Claire is not Zoe, in whom Fincher exploits the inconsistency between puerile features and her aggressive and cavalier sexual presence in emotionally unsettling ways. However, Claire’s apathy as she makes her husband into a cuckold while simultaneously maintaining a detachment from her new lover is downright eerie. Her intimacy with Frank resembles more of a business partnership than a marriage; their union is predicated on mutual support and romantically falls apart when business interests conflict. Employing a cynical view of Washington that extends to the bedroom, Cards gives no room for love in sex, only a predominating thirst for power. Here, Frank quotes Oscar Wilde, “everything in the world is about sex except sex. Sex is about power.” Desires for power drive sexual relationships and even the sanctity of marriage is a tryst broken in Fincher’s consummate cynical portrayal of Washington.
An Archaic Conception
For all of its political criticisms, Cards simultaneously harkens back to a forgotten ideal about the America political realm. Although the show preys upon the immoral conceptions Americans hold about Congress, it offers a tacit reassurance of the predominant worry about politicians; namely, that is, Fincher’s characters get things done.
Like the legislators of yore, Underwood is brutal but undeniably effective. Viewed through one lens, the congressman cleverly uses the death of an impoverished schoolchild for political gain, forcing the hand of his union boss opponent. Seen through another, the plea is another ruthless Washington power play. Frank’s tactics are of dubious morality but highly effective. A no-nonsense former militiaman from the South, Underwood presents a brusque tone and aggressive rhetoric that conjure up images of legislative titans like Lyndon Johnson and John C. Calhoun. His syrupy Southern drawl is at odds with his menacing attitude and creates a persona seemingly in tension with itself but also self-serving in his single-minded pursuit.
Frank’s persona reflects the dominant overtone of the series: the quest for power. It manifests itself in Zoe’s endless pursuit of the story and Claire’s emotionless abuse of both her husband and her own employees to further her own ambitions. It manifests itself in Russo’s dogged quest for the governorship and the almost-tangible hunger of Underwood’s ambition. Referenced ceaselessly in his monologues to the audience, Underwood’s preference for power over fame and fortune dominates his personality. In the series’ penultimate episode, locked into war with a billionaire as he is vetted for the vice presidency, Frank makes a haughty comment about his opponent—noting that his wealth is more important as a measure of power than material well-being.
A Reassuring Discomfort
In this way, Cards skirts a tenuous line. At the same time that it fulfills the audience’s skepticisms about politics, it aims to satisfy idealistic beliefs about what politicians can truly be. House of Cards specializes in providing us a moribund version of what we, at our core, want to see.
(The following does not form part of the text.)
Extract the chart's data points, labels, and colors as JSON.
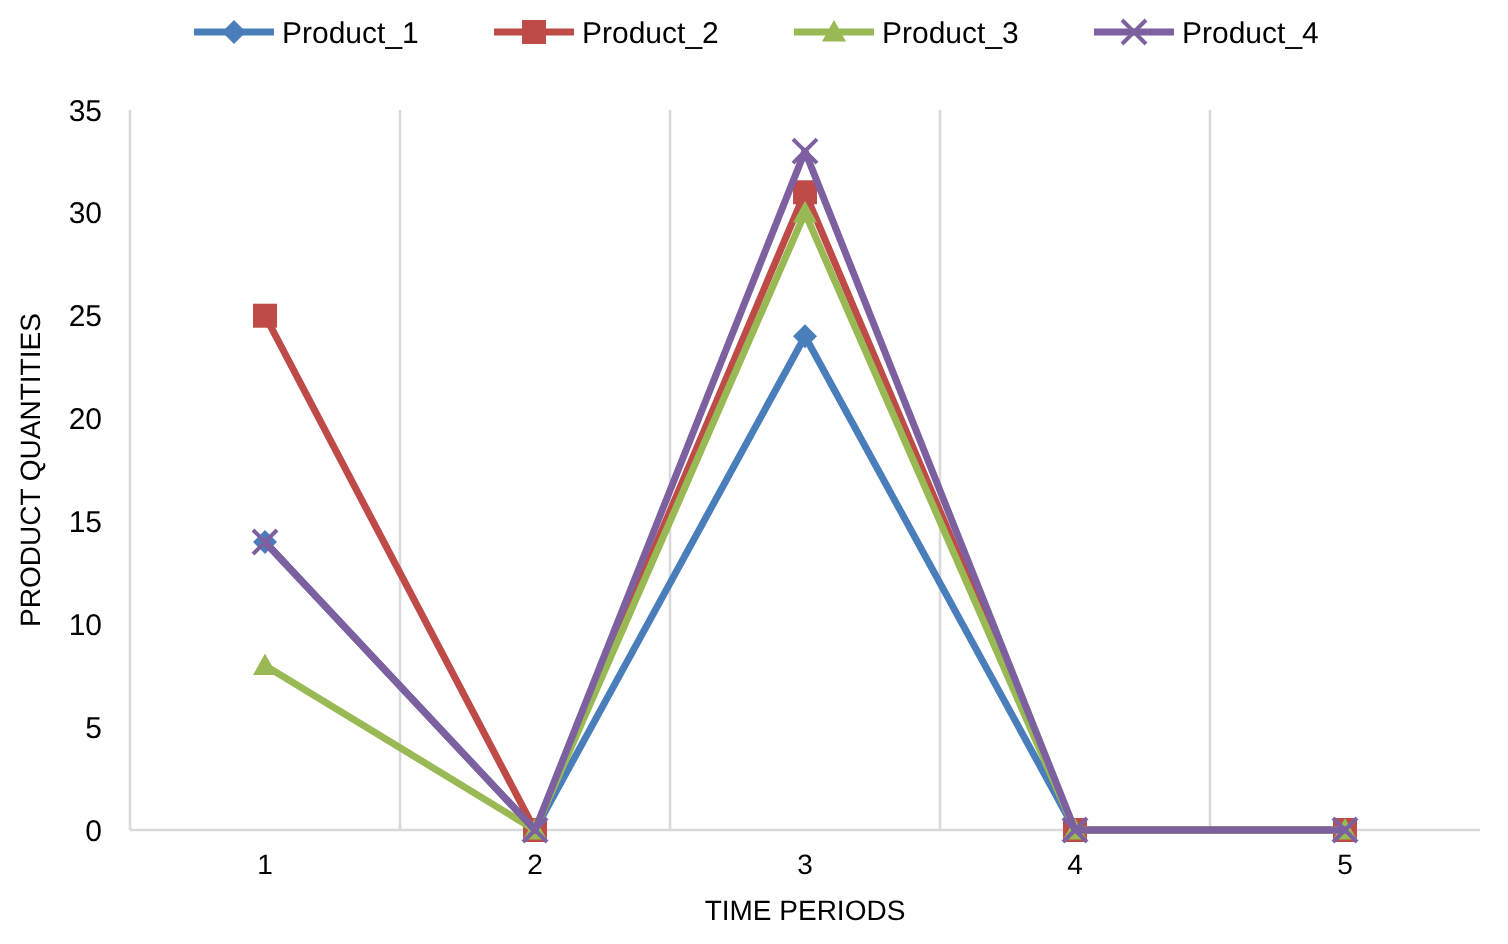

Although Fincher satisfies every deep fear we have about politics in a reassuringly horrific sense, the director assuages our concerns with strong central characters conjuring up utopic ideas of past politicians. Immorality and the thirst for power in Washington may be the dominant themes of Cards, but Spacey’s captivating and dominating Underwood is not long behind. In more ways than one, Netflix tailored the show to the psyches of an American conscious deeply suspicious of politics, simultaneously exploiting our fears while providing a light at the end of the tunnel.